Y hace ademán de irse.

—Espere un momento. ¿Sabe usted la edad que tengo, señor mío?

—No.

—Tengo quince años. ¿Va a darles de comer a los pellejos a una indefensa chica de quince años, sólo para evitarse poner un par de cubiertos más en la cena? ¿Qué tal va a entenderse con eso su conciencia? Porque la mía lo llevaría mal.

Johns la mira durante largo rato, y ella hace todo lo que puede por parecer una niña abandonada.

Entonces él levanta un panel que hay en la columna de piedra e introduce un código. Los dos lados de la cancela se abren automáticamente.

—Gracias, señor mío: es usted un buen tipo.

—¿Y este caballero es…?

—No se preocupe por él. No es más que un bobo. No le robará nada.

En cuanto han pasado, Johns aprieta un botón y la cancela vuelve a cerrarse tras ellos.

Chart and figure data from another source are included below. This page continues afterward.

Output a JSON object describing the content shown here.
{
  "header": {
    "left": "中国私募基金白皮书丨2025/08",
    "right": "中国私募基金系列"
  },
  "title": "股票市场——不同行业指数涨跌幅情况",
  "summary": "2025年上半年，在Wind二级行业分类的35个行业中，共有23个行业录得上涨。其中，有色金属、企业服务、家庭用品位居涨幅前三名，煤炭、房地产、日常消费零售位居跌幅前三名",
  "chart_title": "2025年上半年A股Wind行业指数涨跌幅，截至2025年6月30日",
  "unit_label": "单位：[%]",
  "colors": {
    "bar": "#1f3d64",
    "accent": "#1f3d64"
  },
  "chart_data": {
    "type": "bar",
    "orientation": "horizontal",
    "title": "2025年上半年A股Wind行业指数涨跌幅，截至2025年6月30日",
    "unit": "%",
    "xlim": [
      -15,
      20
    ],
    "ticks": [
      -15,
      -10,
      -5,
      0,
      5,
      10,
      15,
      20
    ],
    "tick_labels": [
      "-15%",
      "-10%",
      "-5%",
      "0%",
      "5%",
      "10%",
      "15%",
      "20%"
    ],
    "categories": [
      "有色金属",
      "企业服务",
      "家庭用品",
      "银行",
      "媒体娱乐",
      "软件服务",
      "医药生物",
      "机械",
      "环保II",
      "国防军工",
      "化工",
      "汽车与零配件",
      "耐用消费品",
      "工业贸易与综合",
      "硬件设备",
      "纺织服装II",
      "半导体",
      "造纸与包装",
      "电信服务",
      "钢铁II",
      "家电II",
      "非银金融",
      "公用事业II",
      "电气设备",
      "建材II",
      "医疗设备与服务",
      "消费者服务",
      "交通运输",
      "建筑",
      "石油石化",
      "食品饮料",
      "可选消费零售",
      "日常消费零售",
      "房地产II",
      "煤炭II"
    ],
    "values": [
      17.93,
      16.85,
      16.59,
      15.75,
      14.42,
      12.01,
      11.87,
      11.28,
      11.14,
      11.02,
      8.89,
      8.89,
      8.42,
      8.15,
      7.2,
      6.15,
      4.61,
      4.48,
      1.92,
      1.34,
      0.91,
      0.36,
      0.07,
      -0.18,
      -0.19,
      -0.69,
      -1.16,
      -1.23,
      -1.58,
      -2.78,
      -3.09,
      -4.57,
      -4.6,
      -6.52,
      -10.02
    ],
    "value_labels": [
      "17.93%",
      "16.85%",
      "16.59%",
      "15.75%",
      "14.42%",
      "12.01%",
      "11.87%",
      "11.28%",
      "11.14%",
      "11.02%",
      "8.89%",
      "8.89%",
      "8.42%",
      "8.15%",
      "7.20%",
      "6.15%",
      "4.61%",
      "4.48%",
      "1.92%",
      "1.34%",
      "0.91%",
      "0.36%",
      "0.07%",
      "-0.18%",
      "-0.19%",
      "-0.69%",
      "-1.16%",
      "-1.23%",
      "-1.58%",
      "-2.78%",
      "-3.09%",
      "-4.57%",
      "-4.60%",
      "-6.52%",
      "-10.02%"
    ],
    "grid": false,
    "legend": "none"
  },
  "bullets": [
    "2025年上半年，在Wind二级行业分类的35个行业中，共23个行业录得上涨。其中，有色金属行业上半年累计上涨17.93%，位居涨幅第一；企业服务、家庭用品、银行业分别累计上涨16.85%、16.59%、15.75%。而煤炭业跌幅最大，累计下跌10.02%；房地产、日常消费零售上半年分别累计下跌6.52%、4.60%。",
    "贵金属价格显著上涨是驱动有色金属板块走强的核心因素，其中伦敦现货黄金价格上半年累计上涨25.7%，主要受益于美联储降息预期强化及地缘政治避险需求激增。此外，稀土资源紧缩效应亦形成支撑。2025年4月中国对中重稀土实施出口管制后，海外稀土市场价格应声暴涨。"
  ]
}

Temple siente el impulso de correr hacia la rotonda y bañarse en la fuente y gritarle a la señora de la casa: «¡Yuju, señora Grierson! ¡He venido a hacerle una visita!» Pero decide ir a lo seguro y no poner nervioso a nadie. Esta gente parece tenerlo todo muy bien, y ella no los quiere asustar. Así que se pone las manos a la espalda como haría una señorita, y sigue a Johns de camino hacia la casa.

6

Dentro, la casa se parece a algo que ha visto en el cine: metales trabajados como si fueran puntillas, el lugar entero ajeno y majestuoso. La puerta de la entrada abre a un largo salón que se extiende hasta la parte de atrás, en torno a una escalinata central que gira en círculo hasta el segundo piso. Descendiendo del techo, como una cascada de hielo, hay una lámpara de araña que parece guardarse la luz dentro de sus cristales en vez de ofrecerla hacia fuera. El suelo de la entrada es de mármol distribuido en rombos blancos y negros. En los muros hay relojes de pared y consolas semicirculares que sostienen barcos en miniatura y aparadores de caoba con ramilletes de flores, o antiguas y amarillentas muñecas encerradas en campanas de cristal.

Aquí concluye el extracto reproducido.